Puntervold resided in Kristiania until 1906, when he moved to Bækkelaget in Aker Municipality. He was elected to the municipal council of Aker Municipality from 1911 to 1916 and the school board from 1915 to 1919. He was fielded as Labour's candidate in the constituency Aker in the 1909 Norwegian parliamentary election. He lost clearly to Conservative Edvard Hagerup Bull with 2,589 against 3,607 votes. In 1918 the party tried to field him as the candidate in neighboring constituency Bærum og Follo, but he lost clearly to Christian Fredrik Michelet with 3,823 against 5,880 votes. He did carry a majority in two sub-constituencies, Oppegaard and Son.

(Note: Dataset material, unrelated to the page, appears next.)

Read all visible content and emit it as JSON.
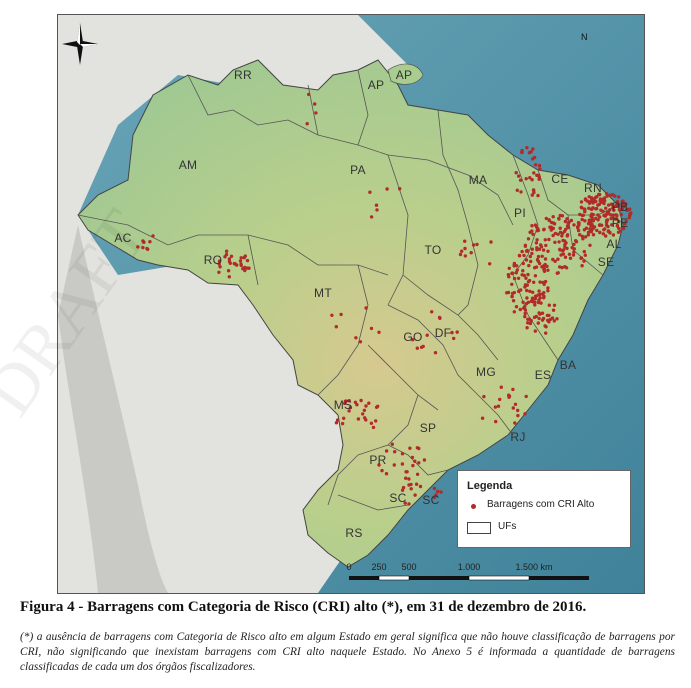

Puntervold placed himself on the right wing of the party, which held control of the party by and large until 1918. In 1920 he was more or less denounced by Edvard Bull, Sr. who wrote in Det 20de Aarhundre of "right-wing socialism and puntervoldery". When the Labour Party split in 1921, Puntervold joined the more right-wing Social Democratic Labour Party, and became a leading figure in this party. Writing in Arbeider-Politikken, he was a part of the early supporters of such a new party. He was also chairman of Arbeider-Politikken, which became the official party newspaper, from 1920 to 1927. He took part at the founding congress of the Labour and Socialist International in 1923; the other Norwegian delegates were Magnus Nilssen, Arne Magnussen and Olav Kringen.

He belonged to the Labour Party again from 1927, but gradually backed out of active politics. He is known for having a personal relation with Lenin and later served as a lawyer for Leon Trotsky during his exile in Norway. Several letters between Leon Trotsky and Michael Puntervold are stored in the Harvard Library.